Sunday, April 24, 2011

Does ultimatum mean Iran will invade Saudi Arabia? Here comes the 12th Imam



In what could produce a Muslim vs. Muslim military confrontation in the powderkeg that is the Middle East, Shi'a Iran is considering handing Sunni Saudi Arabia an ultimatum over sending its troops to crack down on the Shi'a majority in nearby Bahrain – a development that would be tantamount to armed conflict between the two bastions of Islam.

Iranian officials even have gone so far as to suggest blocking the Straits of Hormuz in the Persian Gulf to stop ships carrying military supplies to Bahrain from the Saudi kingdom which, along with the United Arab Emirates, sent troops there at the request of Bahraini King Hamad bin Isa al-Khalifa.

Al-Khalifa had requested the troops to put down an increase in violence by Shi'a protesters, who make up some 70 percent of the Bahraini population.

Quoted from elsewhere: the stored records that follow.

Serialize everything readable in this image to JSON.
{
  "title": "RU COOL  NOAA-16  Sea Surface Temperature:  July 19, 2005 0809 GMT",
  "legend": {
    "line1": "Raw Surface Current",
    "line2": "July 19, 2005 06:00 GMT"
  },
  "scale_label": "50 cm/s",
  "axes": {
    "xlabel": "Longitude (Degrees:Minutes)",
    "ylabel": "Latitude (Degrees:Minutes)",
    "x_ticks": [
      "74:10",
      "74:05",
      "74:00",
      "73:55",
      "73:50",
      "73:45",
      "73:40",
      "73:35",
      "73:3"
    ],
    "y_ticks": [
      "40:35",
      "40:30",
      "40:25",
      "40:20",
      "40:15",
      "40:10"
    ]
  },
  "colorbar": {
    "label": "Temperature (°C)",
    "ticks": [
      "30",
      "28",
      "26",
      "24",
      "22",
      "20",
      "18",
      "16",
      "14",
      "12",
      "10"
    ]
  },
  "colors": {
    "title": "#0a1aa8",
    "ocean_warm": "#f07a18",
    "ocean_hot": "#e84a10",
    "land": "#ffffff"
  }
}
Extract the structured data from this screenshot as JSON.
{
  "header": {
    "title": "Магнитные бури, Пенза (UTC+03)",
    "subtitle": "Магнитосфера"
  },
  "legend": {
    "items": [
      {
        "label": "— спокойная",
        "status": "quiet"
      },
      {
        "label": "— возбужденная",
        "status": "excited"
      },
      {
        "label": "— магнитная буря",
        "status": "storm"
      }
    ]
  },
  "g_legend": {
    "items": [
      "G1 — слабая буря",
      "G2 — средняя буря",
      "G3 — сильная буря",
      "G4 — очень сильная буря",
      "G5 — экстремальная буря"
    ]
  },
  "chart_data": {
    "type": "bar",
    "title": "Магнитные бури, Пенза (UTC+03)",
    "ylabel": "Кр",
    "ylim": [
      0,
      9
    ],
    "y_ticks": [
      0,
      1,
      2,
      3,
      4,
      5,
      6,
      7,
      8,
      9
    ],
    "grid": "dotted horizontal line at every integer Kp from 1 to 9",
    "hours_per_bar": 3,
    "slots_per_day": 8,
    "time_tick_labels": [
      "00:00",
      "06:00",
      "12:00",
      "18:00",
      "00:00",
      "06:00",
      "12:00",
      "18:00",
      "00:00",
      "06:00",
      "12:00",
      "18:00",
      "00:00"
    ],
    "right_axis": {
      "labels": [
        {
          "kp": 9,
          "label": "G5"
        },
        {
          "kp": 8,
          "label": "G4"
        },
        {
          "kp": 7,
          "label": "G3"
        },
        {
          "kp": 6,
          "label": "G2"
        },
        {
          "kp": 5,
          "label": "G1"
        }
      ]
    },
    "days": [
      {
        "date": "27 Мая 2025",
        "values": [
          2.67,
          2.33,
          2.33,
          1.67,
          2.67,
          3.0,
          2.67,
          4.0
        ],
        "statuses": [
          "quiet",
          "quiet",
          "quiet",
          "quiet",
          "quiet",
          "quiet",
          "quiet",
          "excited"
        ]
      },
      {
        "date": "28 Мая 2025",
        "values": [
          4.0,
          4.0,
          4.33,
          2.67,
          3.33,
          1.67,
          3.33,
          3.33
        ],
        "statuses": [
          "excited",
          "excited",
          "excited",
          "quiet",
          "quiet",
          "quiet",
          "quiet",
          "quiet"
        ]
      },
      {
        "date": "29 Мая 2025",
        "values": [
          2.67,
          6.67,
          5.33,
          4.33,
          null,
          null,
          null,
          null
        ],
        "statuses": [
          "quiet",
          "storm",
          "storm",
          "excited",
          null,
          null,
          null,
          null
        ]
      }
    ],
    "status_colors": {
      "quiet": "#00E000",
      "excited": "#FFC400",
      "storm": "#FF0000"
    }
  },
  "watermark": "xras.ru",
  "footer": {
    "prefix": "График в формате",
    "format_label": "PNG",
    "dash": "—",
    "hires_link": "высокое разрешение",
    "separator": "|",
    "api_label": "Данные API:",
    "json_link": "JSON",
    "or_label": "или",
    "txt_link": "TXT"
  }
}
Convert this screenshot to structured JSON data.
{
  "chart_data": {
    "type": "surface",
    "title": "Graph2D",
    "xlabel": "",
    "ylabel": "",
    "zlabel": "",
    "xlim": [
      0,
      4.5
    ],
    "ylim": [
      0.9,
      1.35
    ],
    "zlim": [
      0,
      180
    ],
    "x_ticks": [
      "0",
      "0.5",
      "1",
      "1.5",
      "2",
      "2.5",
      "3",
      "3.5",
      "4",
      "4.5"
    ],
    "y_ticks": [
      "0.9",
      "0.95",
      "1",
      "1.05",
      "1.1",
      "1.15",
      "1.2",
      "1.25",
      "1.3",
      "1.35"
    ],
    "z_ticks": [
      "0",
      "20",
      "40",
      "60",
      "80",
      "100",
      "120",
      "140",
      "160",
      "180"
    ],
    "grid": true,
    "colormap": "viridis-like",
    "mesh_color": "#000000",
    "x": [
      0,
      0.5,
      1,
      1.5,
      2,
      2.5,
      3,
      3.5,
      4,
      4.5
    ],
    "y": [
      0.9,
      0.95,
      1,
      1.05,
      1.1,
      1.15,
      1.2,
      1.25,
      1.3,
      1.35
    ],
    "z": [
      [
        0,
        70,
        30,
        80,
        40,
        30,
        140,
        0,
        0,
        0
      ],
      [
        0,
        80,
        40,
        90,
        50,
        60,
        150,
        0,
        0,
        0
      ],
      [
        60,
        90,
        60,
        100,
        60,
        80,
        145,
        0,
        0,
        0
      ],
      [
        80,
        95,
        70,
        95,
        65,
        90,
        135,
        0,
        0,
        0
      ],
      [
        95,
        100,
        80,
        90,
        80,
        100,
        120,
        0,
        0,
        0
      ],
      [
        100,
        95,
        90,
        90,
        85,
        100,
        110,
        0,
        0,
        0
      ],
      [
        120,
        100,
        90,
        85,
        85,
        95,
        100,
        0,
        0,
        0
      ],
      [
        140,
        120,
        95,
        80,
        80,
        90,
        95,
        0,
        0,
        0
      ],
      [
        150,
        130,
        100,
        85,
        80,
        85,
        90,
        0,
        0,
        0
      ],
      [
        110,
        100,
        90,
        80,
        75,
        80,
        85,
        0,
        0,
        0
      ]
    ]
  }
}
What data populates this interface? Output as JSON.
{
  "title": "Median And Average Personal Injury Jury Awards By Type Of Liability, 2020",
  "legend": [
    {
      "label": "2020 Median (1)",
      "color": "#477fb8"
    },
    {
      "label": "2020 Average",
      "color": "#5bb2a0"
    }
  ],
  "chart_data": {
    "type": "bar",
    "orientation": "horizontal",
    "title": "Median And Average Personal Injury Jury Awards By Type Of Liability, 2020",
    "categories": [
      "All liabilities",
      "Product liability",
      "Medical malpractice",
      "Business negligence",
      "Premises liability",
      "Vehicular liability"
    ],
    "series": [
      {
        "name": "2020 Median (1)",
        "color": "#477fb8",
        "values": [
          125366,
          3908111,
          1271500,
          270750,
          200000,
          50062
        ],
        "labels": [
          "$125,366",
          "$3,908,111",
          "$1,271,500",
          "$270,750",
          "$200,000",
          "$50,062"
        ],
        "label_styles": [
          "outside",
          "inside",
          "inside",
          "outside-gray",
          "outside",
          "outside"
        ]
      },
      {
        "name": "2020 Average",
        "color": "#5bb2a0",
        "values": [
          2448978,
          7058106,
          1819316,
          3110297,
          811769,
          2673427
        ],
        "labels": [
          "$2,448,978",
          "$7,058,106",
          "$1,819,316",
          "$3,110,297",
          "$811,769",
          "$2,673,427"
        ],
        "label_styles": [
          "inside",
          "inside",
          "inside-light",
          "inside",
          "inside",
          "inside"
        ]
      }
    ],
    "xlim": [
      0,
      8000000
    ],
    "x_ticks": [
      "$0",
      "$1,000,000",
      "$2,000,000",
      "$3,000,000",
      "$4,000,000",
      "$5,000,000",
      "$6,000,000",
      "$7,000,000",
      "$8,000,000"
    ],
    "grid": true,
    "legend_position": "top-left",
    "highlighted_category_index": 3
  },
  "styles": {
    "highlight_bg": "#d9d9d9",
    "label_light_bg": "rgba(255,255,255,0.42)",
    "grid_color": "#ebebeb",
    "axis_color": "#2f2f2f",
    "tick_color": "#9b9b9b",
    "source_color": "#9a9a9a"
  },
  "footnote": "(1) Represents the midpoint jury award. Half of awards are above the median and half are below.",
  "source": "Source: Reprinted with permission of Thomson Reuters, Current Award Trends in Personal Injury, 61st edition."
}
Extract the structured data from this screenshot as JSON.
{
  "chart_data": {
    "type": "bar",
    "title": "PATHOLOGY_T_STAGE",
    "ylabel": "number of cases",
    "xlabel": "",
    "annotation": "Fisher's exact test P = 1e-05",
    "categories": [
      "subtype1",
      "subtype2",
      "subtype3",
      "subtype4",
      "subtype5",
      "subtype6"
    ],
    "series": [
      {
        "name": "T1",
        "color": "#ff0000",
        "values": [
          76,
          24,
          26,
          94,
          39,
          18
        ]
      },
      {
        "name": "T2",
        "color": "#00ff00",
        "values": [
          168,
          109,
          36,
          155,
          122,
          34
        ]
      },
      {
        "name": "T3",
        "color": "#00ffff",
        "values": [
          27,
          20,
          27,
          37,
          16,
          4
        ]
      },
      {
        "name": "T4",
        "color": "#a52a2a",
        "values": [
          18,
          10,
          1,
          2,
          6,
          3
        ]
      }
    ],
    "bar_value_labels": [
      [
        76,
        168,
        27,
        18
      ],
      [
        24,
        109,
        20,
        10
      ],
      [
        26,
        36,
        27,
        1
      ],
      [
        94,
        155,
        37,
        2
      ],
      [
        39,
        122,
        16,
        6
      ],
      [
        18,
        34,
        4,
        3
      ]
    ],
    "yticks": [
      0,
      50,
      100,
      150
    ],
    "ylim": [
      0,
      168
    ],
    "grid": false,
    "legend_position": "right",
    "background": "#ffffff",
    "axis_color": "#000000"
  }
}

Both countries sent in some 1,000 troops each along with military equipment provided to them by the United States over time under military assistance programs.

The Bahraini regime and the Saudis blame Iran for instigating the violent demonstrations.

In what now could be a significant escalation between Iran and Saudi Arabia, Mohsen Rezael, secretary of Iran's Expediency Council, called for an "ultimatum" to be given to the Saudis in an effort to get them to withdraw their forces from Bahrain.

In making his threat, Rezael said that Iran and Iraq should give deliver the warning.

"Iran and Iraq should give Saudi Arabia an ultimatum to withdraw its forces from Bahrain," Rezael said. "Otherwise, both countries can probe the Saudi-bound weapons in the Strait of Hormuz and prevent the dispatch of equipment for suppression of Bahrain's people to that country."

Just as Rezael has invoked Iraq in Iran's dispute with Saudi Arabia, Iranian Defense Minister Ahmad Vahidi is to pay a visit to Baghdad shortly with a high-ranking delegation of military and defense officials.

As a further warning to Saudi Arabia, Supreme Leader's Adviser for Military Affairs Maj. Gen. Yahya Rahim Safavi said Riyadh's military intervention in Bahrain also could be a pretext to foreign invasion of Saudi Arabia should popular protests increase in the kingdom.

The Saudi regime is very concerned with increasing unrest in its Eastern province where the population primarily is Shi'a. There already have been a number of demonstrations there that were put down quickly by Saudi police forces.

That region also is where most of the kingdom's oil production takes place.

"The presence and attitude of Saudi Arabia in Bahrain sets an incorrect precedence for similar future events," Safavi warned, "and Saudi Arabia should consider this fact that one day the very same event may recur in Saudi Arabia itself and Saudi Arabia may come under invasion for the very same excuse."